Always Go With Blue (Back Together)

74 2 14
                                    

Bailey

We gathered around the kitchen table, all of us awkwardly silent. Speechless.

"Umm... anyone hungry?" Zola asked, checking the cupboards.

"God, yes,"

"Starving-"

"Mmm-"

"I can whip something up," I said over all the others. "Pizza?"

"You're gonna make pizza?" Mom asked hoarsely.

I smiled at her warmly, grey-green eyes met grey-green. She smiled back with a look I hadn't seen in a long time. Pride. My throat ached as I turned to look for the flour. "Yeah, I'll make a big one, you guys can put whatever you want on it."

"My son can make pizza..." Mom said with astonishment.

"Our son." Dad said.

I went to work on the recipe I'd memorized in college. It had been a lifesaver, probably saving me hundreds of dollars in the long run. Combining the ingredients, I kneaded the dough into a ball and plopped it onto the pizza pan.

"So..." Mom sighed, "I'm... I'm lucid. And your father is here, well, most of him, and well..." she trailed off, her fingers tracing an imaginary pattern on the tablecloth.

I looked up from the pan as my fingers stretched the dough and pressed it against the edges. Everyone was staring at her, waiting for her to say something, but as her gaze flicked over us all, she released a small sob instead. "Oh," she choked.

Zola wrapped an arm around her. "Shhh," she comforted.

I opened a jar of pizza sauce and poured it into the middle of the pan, and then used the underside of a spoon to spread the sauce from the inside out.
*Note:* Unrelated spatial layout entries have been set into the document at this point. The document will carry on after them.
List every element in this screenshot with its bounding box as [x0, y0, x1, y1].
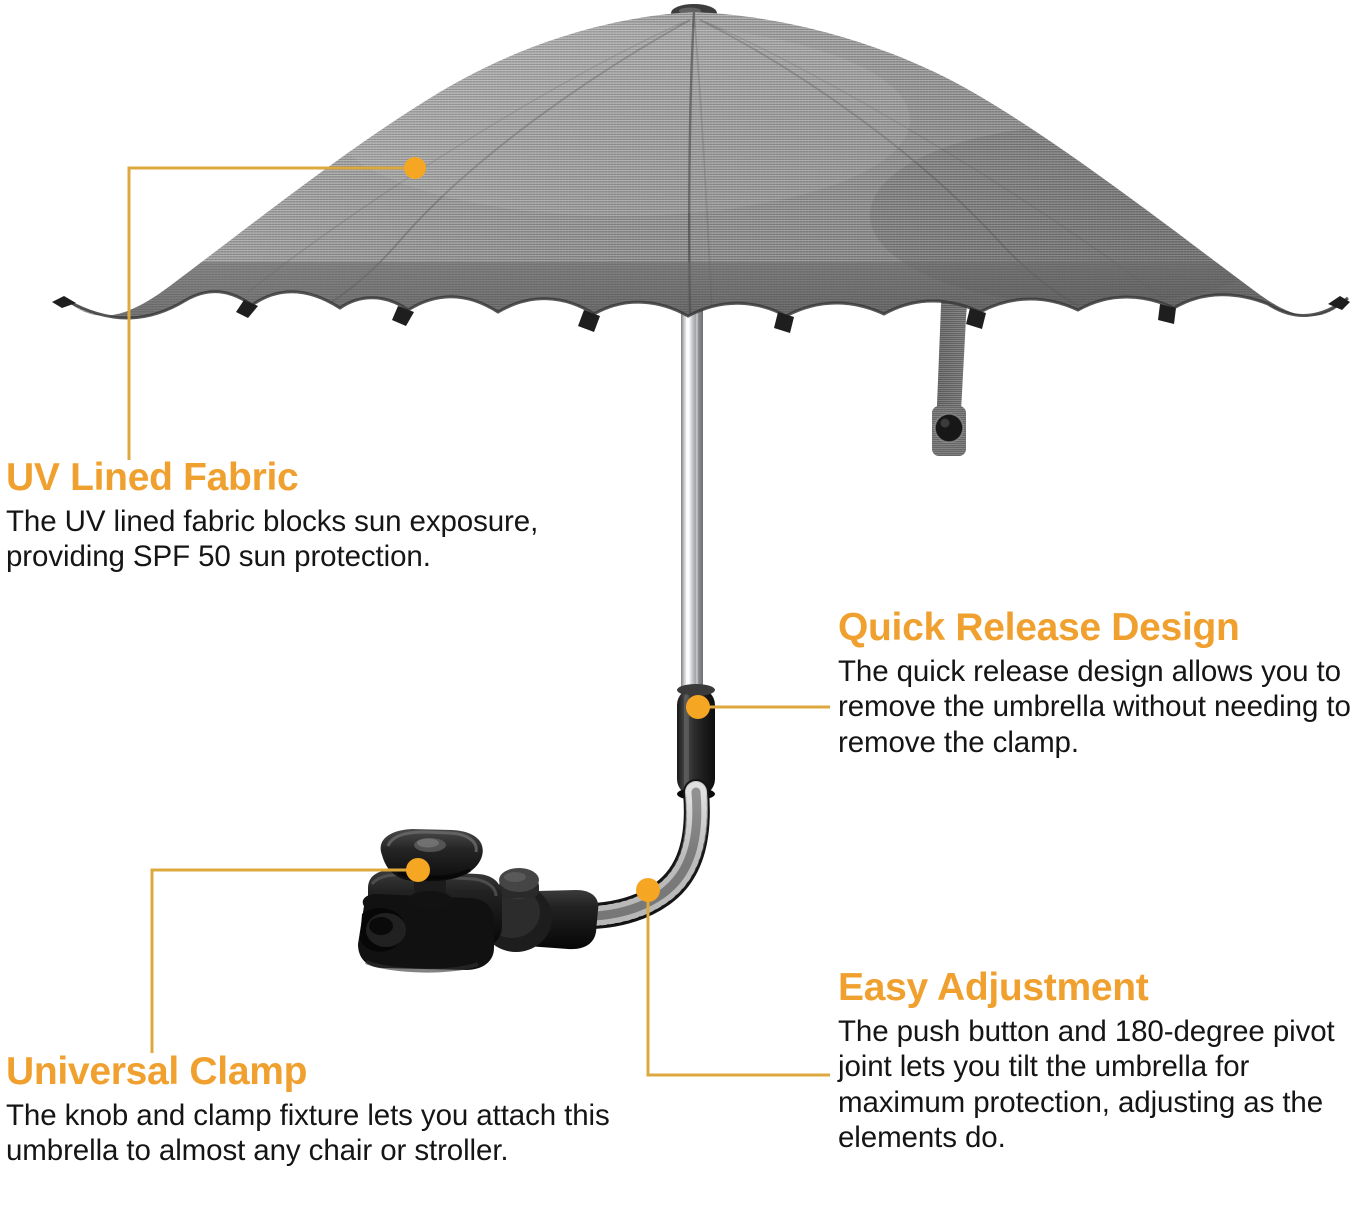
callout-title: Universal Clamp	[6, 1052, 626, 1092]
callout-title: Easy Adjustment	[838, 968, 1359, 1008]
marker-dot-quick-release-design	[686, 695, 710, 719]
marker-dot-uv-lined-fabric	[404, 157, 426, 179]
leader-line-easy-adjustment	[648, 890, 830, 1075]
callout-body: The quick release design allows you to r…	[838, 654, 1359, 760]
leader-line-uv-lined-fabric	[129, 168, 415, 460]
callout-title: UV Lined Fabric	[6, 458, 626, 498]
callout-easy-adjustment: Easy Adjustment The push button and 180-…	[838, 968, 1359, 1155]
callout-body: The push button and 180-degree pivot joi…	[838, 1014, 1359, 1156]
marker-dot-easy-adjustment	[636, 878, 660, 902]
callout-body: The UV lined fabric blocks sun exposure,…	[6, 504, 626, 575]
callout-quick-release-design: Quick Release Design The quick release d…	[838, 608, 1359, 760]
callout-body: The knob and clamp fixture lets you atta…	[6, 1098, 626, 1169]
callout-uv-lined-fabric: UV Lined Fabric The UV lined fabric bloc…	[6, 458, 626, 575]
leader-line-universal-clamp	[152, 870, 418, 1053]
callout-title: Quick Release Design	[838, 608, 1359, 648]
marker-dot-universal-clamp	[406, 858, 430, 882]
callout-universal-clamp: Universal Clamp The knob and clamp fixtu…	[6, 1052, 626, 1169]
infographic-page: UV Lined Fabric The UV lined fabric bloc…	[0, 0, 1359, 1226]
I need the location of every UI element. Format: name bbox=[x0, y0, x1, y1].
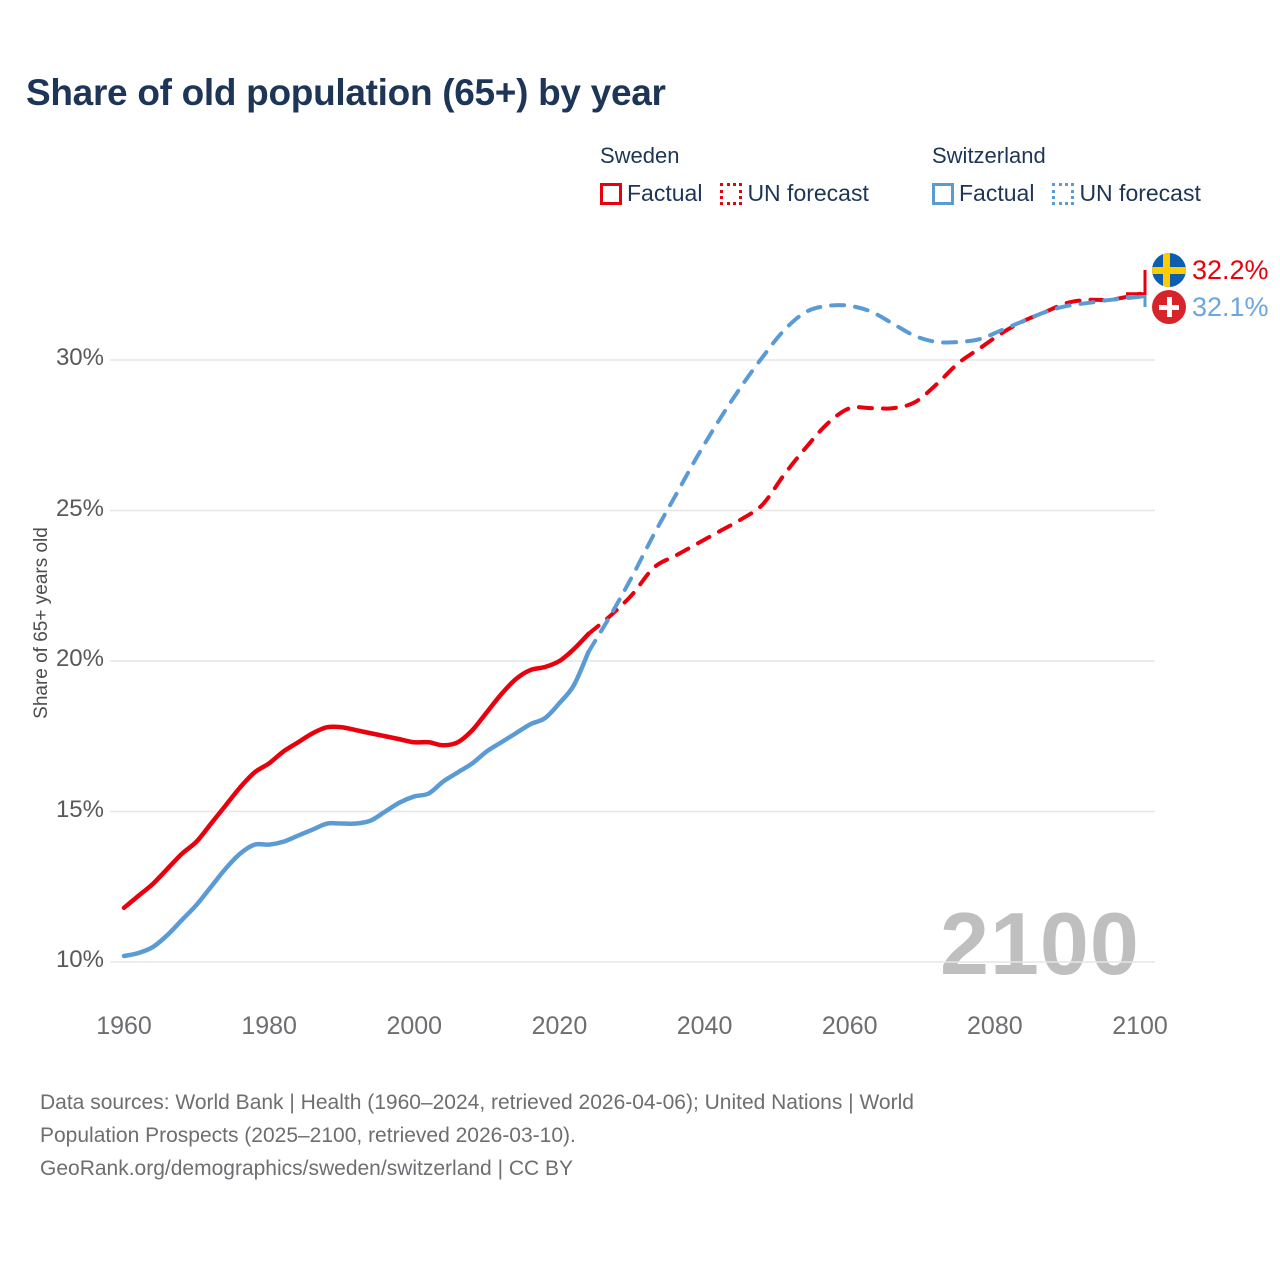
flag-sweden-icon bbox=[1152, 253, 1186, 287]
series-line-sweden-forecast bbox=[588, 294, 1140, 634]
footer-line-3[interactable]: GeoRank.org/demographics/sweden/switzerl… bbox=[40, 1152, 1240, 1185]
x-tick-label: 2100 bbox=[1085, 1012, 1195, 1041]
end-connector-sweden bbox=[1126, 270, 1145, 294]
footer-line-2: Population Prospects (2025–2100, retriev… bbox=[40, 1119, 1240, 1152]
y-tick-label: 20% bbox=[14, 645, 104, 673]
end-label-sweden: 32.2% bbox=[1152, 253, 1269, 287]
y-tick-label: 10% bbox=[14, 946, 104, 974]
x-tick-label: 2080 bbox=[940, 1012, 1050, 1041]
footer-sources: Data sources: World Bank | Health (1960–… bbox=[40, 1086, 1240, 1185]
series-line-switzerland-forecast bbox=[588, 297, 1140, 652]
x-tick-label: 2040 bbox=[650, 1012, 760, 1041]
end-label-switzerland: 32.1% bbox=[1152, 290, 1269, 324]
x-tick-label: 2060 bbox=[795, 1012, 905, 1041]
x-tick-label: 1960 bbox=[69, 1012, 179, 1041]
end-value-sweden: 32.2% bbox=[1192, 255, 1269, 286]
x-tick-label: 1980 bbox=[214, 1012, 324, 1041]
series-paths-group bbox=[124, 294, 1140, 956]
end-value-switzerland: 32.1% bbox=[1192, 292, 1269, 323]
x-tick-label: 2000 bbox=[359, 1012, 469, 1041]
series-line-switzerland-factual bbox=[124, 652, 588, 956]
end-connectors-group bbox=[1126, 270, 1145, 307]
x-tick-label: 2020 bbox=[504, 1012, 614, 1041]
footer-line-1: Data sources: World Bank | Health (1960–… bbox=[40, 1086, 1240, 1119]
y-tick-label: 30% bbox=[14, 344, 104, 372]
y-tick-label: 15% bbox=[14, 796, 104, 824]
y-axis-title: Share of 65+ years old bbox=[31, 508, 53, 738]
y-tick-label: 25% bbox=[14, 495, 104, 523]
gridlines-group bbox=[110, 360, 1155, 962]
flag-switzerland-icon bbox=[1152, 290, 1186, 324]
series-line-sweden-factual bbox=[124, 634, 588, 908]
"It's just..." Mom continued, "This better not be a freaking dream. You're all grown up, and-" she looked up at Dad, who seemed to be lost in his own thoughts as he too took in the sight of us and the kitchen. Maybe he was having flashbacks, who knew? "You're here." Mom pulled him from his daze as she rested her palm on the back of his hand, stroking it with her thumb, an intimate gesture that spoke more than words ever could. Dad kissed her on the top of her head, and she blushed like a teenager. She needed him. We needed him.

Ellis setttled in beside me with a huge bag of shredded cheese. I stepped away, grabbing the bowl to soak in the sink, my thoughts going a mile a minute. If Ellis thought dad being here would fix everything... she was wrong. We needed him, but could he handle it? When mom slipped away again into the fog of her mind? When she pushed him away or forgot him, would he still be there?

And that was only half of my concern. The other half was for mom's health. I knew Alzheimers now like the back of my hand, and the research said that seventy-five percent of patients who experienced lucidness in this manner rapidly deteriorated afterwards, many of them passing away within two weeks.

I wasn't sure I could grasp that fact right now.

"Pepperoni?" I asked, reaching into the fridge.

"Extra pepperoni." Ellis said.

"And cheese. More cheese." Mom added.

"What do you have for vegetables?" Dad asked.

"Vegetables? You don't put vegetables on pepperoni pizza." Mom stated.

He arched an eyebrow at her. "Green peppers? Onions? Mushrooms?" He smirked. "You need your vegetables."

Mom shot a look at me, "Well at least that part hasn't changed."